Daily Existence for 120,000 Asylum Seekers in the Extensive Refugee Camp on the Mali Frontier.
Several mornings a week, Mohamed ‘Momo’ Ag Malha walks at least 7 miles (11km) around the vast Mbera refugee camp in south-eastern Mauritania that has been his residence since 2012. The exercise keeps the 84-year-old camp coordinator mentally and physically fit, and allows him to assess the condition of other residents.
His initial stay in Mauritania happened in 1991, when he escaped Mali as Tuareg rebels clashed with the army in his home Timbuktu area.
After four years as a refugee, he went back and worked for a year as a social worker before transitioning to a teacher. Then in 2012, the Tuareg fighting once again forced him across the border.
The former mathematics and physics teacher says he feels especially sad for the young people of Mbera, which is located approximately 30 miles from the Malian border.
“Some of the young ones who were born here in Mbera have not laid eyes on Mali,” he says. “They do not know their country [and] that is heartbreaking because a refugee always has split affections: one here, where he lives, and another over there, in his homeland, which he dreams of returning to one day.”
Initially conceived as a few thousand huts, Mbera now hosts around 120,000 refugees, according to the UN refugee agency. In furthermore, it is approximated that at least 154,000 refugees dwell in nearby villages across the Hodh Ech Chargui province. More than half are under 18.
Government representatives say the area is the number three human community in Mauritania after Nouakchott and Nouadhibou, the administrative and commercial centers.
Each month, thousands more refugees pour in across the border, fleeing a extremist rebellion that co-opted the Tuareg rebellion and has since left large parts of the country ungovernable. Aid workers – especially at the UN World Food Programme (WFP) and Unicef office in the town of Bassikounou, which supports the camp and neighbouring settlements – cannot stop worrying.
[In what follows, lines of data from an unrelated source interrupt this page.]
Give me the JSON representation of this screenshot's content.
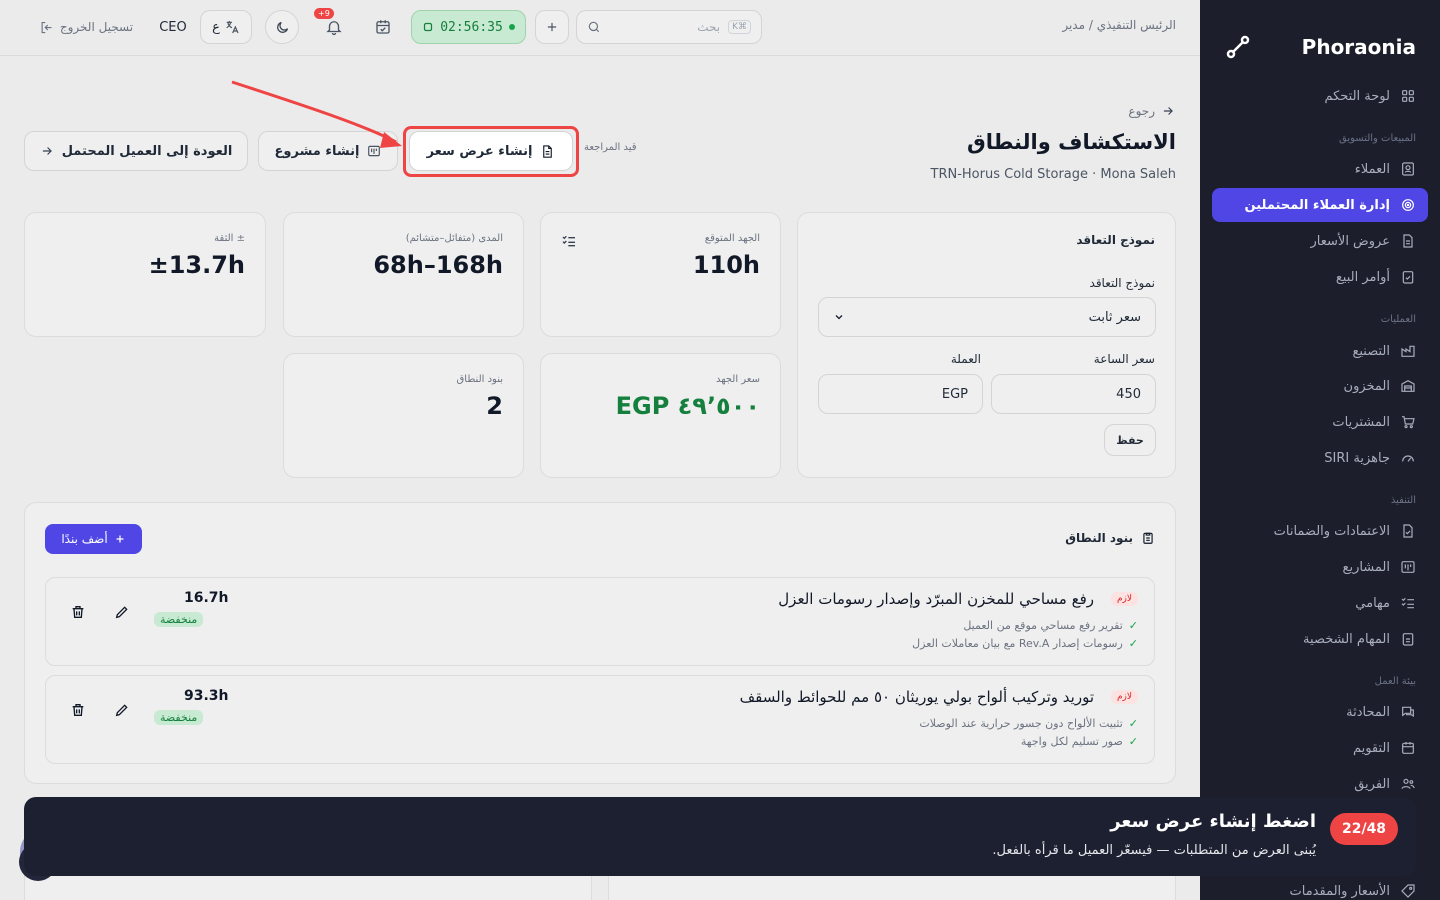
{
  "sidebar": {
    "brand": "Phoraonia",
    "sections": {
      "sales": "المبيعات والتسويق",
      "ops": "العمليات",
      "exec": "التنفيذ",
      "work": "بيئة العمل"
    },
    "items": [
      {
        "label": "لوحة التحكم",
        "icon": "grid-icon"
      },
      {
        "label": "العملاء",
        "icon": "contact-icon"
      },
      {
        "label": "إدارة العملاء المحتملين",
        "icon": "target-icon"
      },
      {
        "label": "عروض الأسعار",
        "icon": "file-icon"
      },
      {
        "label": "أوامر البيع",
        "icon": "clipboard-check-icon"
      },
      {
        "label": "التصنيع",
        "icon": "factory-icon"
      },
      {
        "label": "المخزون",
        "icon": "warehouse-icon"
      },
      {
        "label": "المشتريات",
        "icon": "cart-icon"
      },
      {
        "label": "جاهزية SIRI",
        "icon": "gauge-icon"
      },
      {
        "label": "الاعتمادات والضمانات",
        "icon": "file-check-icon"
      },
      {
        "label": "المشاريع",
        "icon": "kanban-icon"
      },
      {
        "label": "مهامي",
        "icon": "list-check-icon"
      },
      {
        "label": "المهام الشخصية",
        "icon": "clipboard-icon"
      },
      {
        "label": "المحادثة",
        "icon": "chat-icon"
      },
      {
        "label": "التقويم",
        "icon": "calendar-icon"
      },
      {
        "label": "الفريق",
        "icon": "users-icon"
      },
      {
        "label": "الأسعار والمقدمات",
        "icon": "tag-icon"
      }
    ]
  },
  "header": {
    "breadcrumb": "الرئيس التنفيذي / مدير",
    "search_placeholder": "بحث",
    "search_kbd": "K⌘",
    "timer": "02:56:35",
    "notif_count": "+9",
    "lang_label": "ع",
    "role": "CEO",
    "logout": "تسجيل الخروج"
  },
  "page": {
    "back": "رجوع",
    "title": "الاستكشاف والنطاق",
    "subtitle": "TRN-Horus Cold Storage · Mona Saleh",
    "status": "قيد المراجعة",
    "btn_quote": "إنشاء عرض سعر",
    "btn_project": "إنشاء مشروع",
    "btn_back_lead": "العودة إلى العميل المحتمل"
  },
  "contract": {
    "title": "نموذج التعاقد",
    "model_label": "نموذج التعاقد",
    "model_value": "سعر ثابت",
    "rate_label": "سعر الساعة",
    "rate_value": "450",
    "currency_label": "العملة",
    "currency_value": "EGP",
    "save": "حفظ"
  },
  "stats": {
    "effort_label": "الجهد المتوقع",
    "effort_value": "110h",
    "range_label": "المدى (متفائل–متشائم)",
    "range_value": "68h–168h",
    "conf_label": "± الثقة",
    "conf_value": "±13.7h",
    "price_label": "سعر الجهد",
    "price_value": "EGP ٤٩٬٥٠٠",
    "items_label": "بنود النطاق",
    "items_value": "2"
  },
  "scope": {
    "title": "بنود النطاق",
    "add": "أضف بندًا",
    "rows": [
      {
        "badge": "لازم",
        "title": "رفع مساحي للمخزن المبرّد وإصدار رسومات العزل",
        "deliverables": [
          "تقرير رفع مساحي موقع من العميل",
          "رسومات إصدار Rev.A مع بيان معاملات العزل"
        ],
        "hours": "16.7h",
        "risk": "منخفضة"
      },
      {
        "badge": "لازم",
        "title": "توريد وتركيب ألواح بولي يوريثان ٥٠ مم للحوائط والسقف",
        "deliverables": [
          "تثبيت الألواح دون جسور حرارية عند الوصلات",
          "صور تسليم لكل واجهة"
        ],
        "hours": "93.3h",
        "risk": "منخفضة"
      }
    ]
  },
  "tour": {
    "step": "22/48",
    "title": "اضغط إنشاء عرض سعر",
    "body": "يُبنى العرض من المتطلبات — فيسعّر العميل ما قرأه بالفعل."
  },
  "colors": {
    "accent": "#4f46e5",
    "danger": "#ef4444",
    "success": "#15803d",
    "sidebar": "#1c1f2b"
  }
}
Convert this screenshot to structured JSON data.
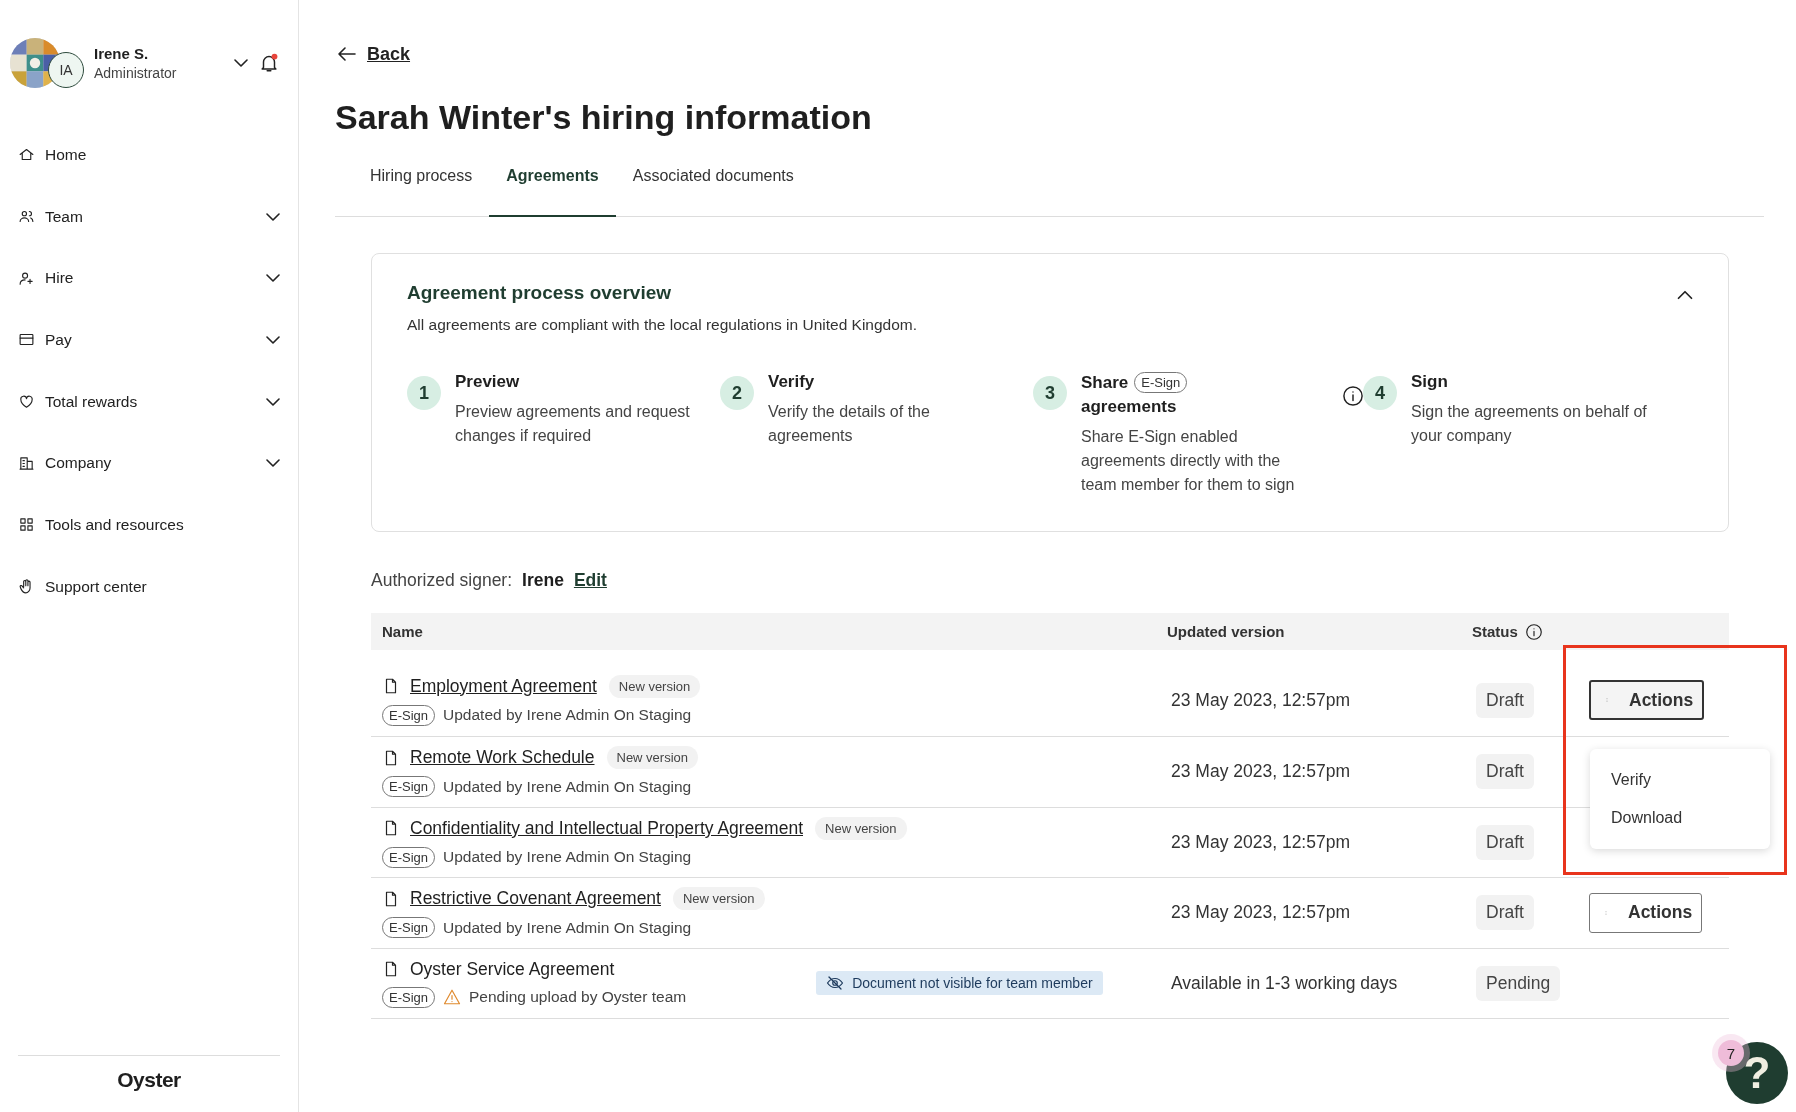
{
  "user": {
    "name": "Irene S.",
    "role": "Administrator",
    "initials": "IA",
    "has_notification": true
  },
  "sidebar": {
    "items": [
      {
        "label": "Home",
        "kind": "home",
        "expandable": false
      },
      {
        "label": "Team",
        "kind": "team",
        "expandable": true
      },
      {
        "label": "Hire",
        "kind": "hire",
        "expandable": true
      },
      {
        "label": "Pay",
        "kind": "pay",
        "expandable": true
      },
      {
        "label": "Total rewards",
        "kind": "rewards",
        "expandable": true
      },
      {
        "label": "Company",
        "kind": "company",
        "expandable": true
      },
      {
        "label": "Tools and resources",
        "kind": "tools",
        "expandable": false
      },
      {
        "label": "Support center",
        "kind": "support",
        "expandable": false
      }
    ],
    "logo": "Oyster"
  },
  "back": "Back",
  "title": "Sarah Winter's hiring information",
  "tabs": [
    {
      "label": "Hiring process",
      "selected": false
    },
    {
      "label": "Agreements",
      "selected": true
    },
    {
      "label": "Associated documents",
      "selected": false
    }
  ],
  "overview": {
    "title": "Agreement process overview",
    "subtitle": "All agreements are compliant with the local regulations in United Kingdom.",
    "expanded": true,
    "steps": [
      {
        "number": "1",
        "title": "Preview",
        "text": "Preview agreements and request changes if required",
        "info": false
      },
      {
        "number": "2",
        "title": "Verify",
        "text": "Verify the details of the agreements",
        "info": false
      },
      {
        "number": "3",
        "title": "Share",
        "badge": "E-Sign",
        "title_line2": "agreements",
        "text": "Share E-Sign enabled agreements directly with the team member for them to sign",
        "info": true
      },
      {
        "number": "4",
        "title": "Sign",
        "text": "Sign the agreements on behalf of your company",
        "info": false
      }
    ]
  },
  "signer": {
    "label": "Authorized signer:",
    "name": "Irene",
    "edit": "Edit"
  },
  "table": {
    "columns": [
      {
        "label": "Name",
        "info": false
      },
      {
        "label": "Updated version",
        "info": false
      },
      {
        "label": "Status",
        "info": true
      }
    ],
    "rows": [
      {
        "name": "Employment Agreement",
        "link": true,
        "tag": "New version",
        "esign": "E-Sign",
        "note": "Updated by Irene Admin On Staging",
        "warning": false,
        "updated": "23 May 2023, 12:57pm",
        "status": "Draft",
        "actions": "Actions",
        "actions_focused": true
      },
      {
        "name": "Remote Work Schedule",
        "link": true,
        "tag": "New version",
        "esign": "E-Sign",
        "note": "Updated by Irene Admin On Staging",
        "warning": false,
        "updated": "23 May 2023, 12:57pm",
        "status": "Draft"
      },
      {
        "name": "Confidentiality and Intellectual Property Agreement",
        "link": true,
        "tag": "New version",
        "esign": "E-Sign",
        "note": "Updated by Irene Admin On Staging",
        "warning": false,
        "updated": "23 May 2023, 12:57pm",
        "status": "Draft"
      },
      {
        "name": "Restrictive Covenant Agreement",
        "link": true,
        "tag": "New version",
        "esign": "E-Sign",
        "note": "Updated by Irene Admin On Staging",
        "warning": false,
        "updated": "23 May 2023, 12:57pm",
        "status": "Draft",
        "actions": "Actions",
        "actions_focused": false
      },
      {
        "name": "Oyster Service Agreement",
        "link": false,
        "esign": "E-Sign",
        "note": "Pending upload by Oyster team",
        "warning": true,
        "visibility": "Document not visible for team member",
        "updated": "Available in 1-3 working days",
        "status": "Pending"
      }
    ]
  },
  "menu": {
    "items": [
      "Verify",
      "Download"
    ]
  },
  "highlight": true,
  "help": {
    "label": "?",
    "count": "7"
  }
}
They have faced dwindling resources as foreign donors – most notably the now defunct USAID – have severely slashed funding this year.
“We’ve gone from [being able to] support almost 90,000 people with both food or cash every month to about 53,000 … and had to discontinue crucial nutrition programmes for malnourished children and mothers due to funding cuts,” says Aliou Diongue, country director for WFP.
The camp has many of the characteristics of a permanent settlement, including its own bank, eight schools, a market with more than 500 shops, and volleyball and football initiatives. Members of a parent-teacher association use megaphones to get more children signed up in school. New comers are processed by aid workers and state agents using digital identification.
Nearby, security patrols protect the camp from the danger of militants just a few miles from the border.
Some residents have adopted new responsibilities with zeal: volunteers in the SOS Desert organisation cultivate food for sale and run an anti-fire brigade putting out bushfires; members of a women’s resource network support those wounded by jihadist attacks and mothers-to-be while also spreading awareness about teaching girls.
But the camp’s requirements are evident.
“We have the will, we have the women, but not enough resources or equipment,” a leading member of the network says. “Sometimes we repurpose what little we have, but it is not enough for the demands of the camp.”
In the schools, the children are provided one meal daily by WFP. At one school with 100 children per class, six or seven of them cluster by a big tray to eat the same meal every school day – rice that is almost plain, save for a few legumes.
“We’re still supplying school meals, basic food distributions, and monetary aid in the Mbera camp, but it’s not enough,” says Diongue. “We’re focusing on the most needy while working relentlessly to acquire new funding through the broadening of our donor base.”
The meals are supported by recent donations including several thousand tonnes of rice provided by the South Korean government – the only products in a majority of the warehouses. A few donors are also helping start self-sufficiency programmes to help refugees farm and raise animals so they can generate funds and enhance their livelihood.
Though Malha oversees everything responsibly, helping the aid workers’ cater to the most vulnerable households, his heart yearns to return to Mali.
“When you leave your country, you forfeit everything – your work, your home, your family sometimes,” he says. “Here, you are entirely reliant on humanitarian aid. Sometimes that aid is enough, sometimes it is not. And when it is not, you suffer.
“We are grateful to the Mauritanian authorities and the humanitarian organisations for what they have done for us but it is not the same as being in your own country, working with your own hands and living with self-respect.”